10. BÖLÜM

221 77 2
                                    


Bu kitap, yetişkin içeriği ve argo kelimeler barındırmaktadır.

Oy kullanmayı ve yorum yapmayı unutmayın.🌸

İyi okumalar dilerim.❤️‍🔥

❖❖❖❖❖

NOT:

Bir süre yeni bölüm yayınlayamayacağım çünkü önceden paylaştığım 9 bölümü düzenlemeye başlayacağım. Bu süreç çok uzun sürmeyecek, ancak biraz sabırlı olmanızı rica ediyorum.

❖❖❖❖❖

Ateş'in Diyar'a biçtiği en büyük ceza, onu kendi cehenneminde yalnız bırakmaktı. Alevler, intikamın acımasız kıvılcımlarıydı; kudretli ellerinin kavurucu dokunuşuyla her bir köşede haykırarak dans ediyorlardı.
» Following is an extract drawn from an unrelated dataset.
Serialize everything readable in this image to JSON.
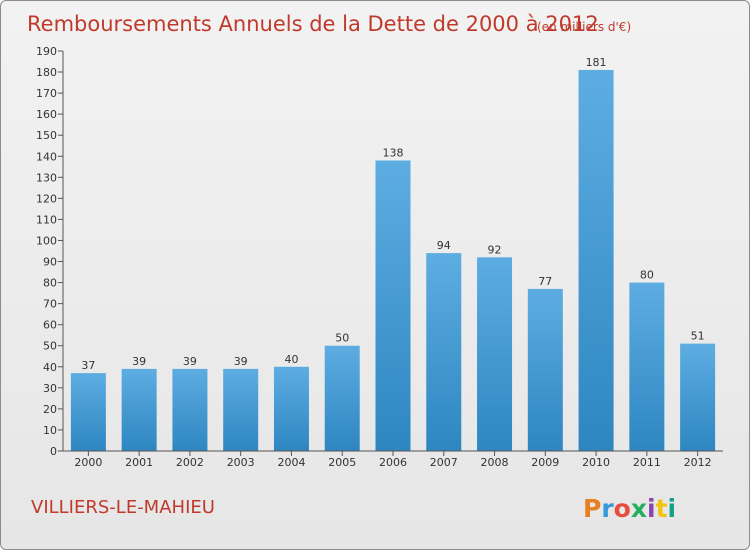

Diyar, evinin enkazı arasında kıvranırken, yavaş yavaş farkına varacaktı; acıya sebep olanın aslında kendisi olduğunu. Her çatırdayan odun, her sönen alev, ona hikayesinin en karanlık bölümlerini hatırlatacaktı. Hayatın yangını her şeyi silip süpürdüğünde, geriye sadece kül ve acı kalırdı. İşte o zaman, intikam ateşi sönmüş olacaktı, ancak öfke sonsuz bir karanlıkta hüküm sürecekti. Ölüm, onun kaçamayacağı bir gerçekti. Onu bekleyen karanlık, ona her adımını hatırlatacaktı; huzur verici bir sessizlik değil, sonsuz bir pişmanlık ve yıkım.

Diyar, karanlık bulutlar altında sinsi bir savaş başlatmıştı. Ancak bu savaşın öncesinde, sonrasında ya da şu anında bir son yoktu. Zamanın akışı, onun için anlamsızdı; çünkü savaş, geçmişle gelecek arasında sıkışmış bir kısır döngünün bir parçasıydı.

Ölümün kaçınılmazlığını kabul etmiş olmasına rağmen, Ateş'in onun her adımında olması artık Diyar için bir cehennemdi.

Ateş'in ciddi ve sert görünen yüzünü inceledim. Derin çizgiler ve donuk bir ifade, onun iç dünyasının karmaşıklığını yansıtıyordu. Gözlerinde hiçbir acıma belirtisi yoktu, ama aynı zamanda mutlu da görünmüyordu. Bu hayatın onu sürüklediği karakterden memnun olmadığı belliydi, fakat başka bir yol da göremiyordu sanki. İçinde bir yerlerde bir boşluk vardı, bir eksiklik, belki de kayıp bir parça...

Onunla konuşmak istiyordum, ama ne diyeceğimi bilemiyordum. Zihnimi bir dizi soru ve düşünce dalgası kaplamıştı. Karşımdaki adam, duvarlarını yüksek bir kale gibi örmüş gibiydi, ancak bu kale içinde bir yerlerde bir çatlak olduğunu seziyordum.

Bana yüzünü dönmeden, düz bir ifadeyle, "Bir şey mi söyleyeceksin?" diye sordu.

Onun dikkati en ufak ayrıntıları bile yakalıyordu. Sadece çok kısa bir süre yüzüne bakmış olsam bile, hızlı bir şekilde fark ediyordu. Gözleri, sanki bir pusula gibi her şeyi taramak ve anlamak için çaba sarf ediyordu. Hatta bazen, sanki düşüncelerimi de okuyabiliyor gibi hissediyordum. Bu, mantıklı bir açıklama olmasa da bazı anlarda gerçekten de öyle hissettiriyordu.

''Hayır.''

"Neden beni yiyecekmiş gibi bakıyorsun o zaman?"

"Öyle bakmıyorum. Eğer yiyecek olsaydın, benim tercih ettiğim bir yemek olmazdın," diye yanıtladım, kaşlarımı kaldırarak. Bu sözlerim üzerine kaşları hafifçe kalktı ve yüzünde minik bir gülümseme belirdi.

''Benim de öyle,'' dedi fakat kendisini mi yemek istemezdi yoksa benden mi bahsetmişti algılayamamıştım.

Diyar'ın yerde acıyla kıvranması hala zihnimin bir köşesindeydi. Hayır, ona acımıyordum. Ona yönelik bir acıma değil, sefil eylemlerine karşı duyulan bir nefret hissediyordum. Küçük bir çocuğun annesiz kalmasına sebep olan bu adam, şeref denen kavramı bir kenara atmış bir yaratıktı.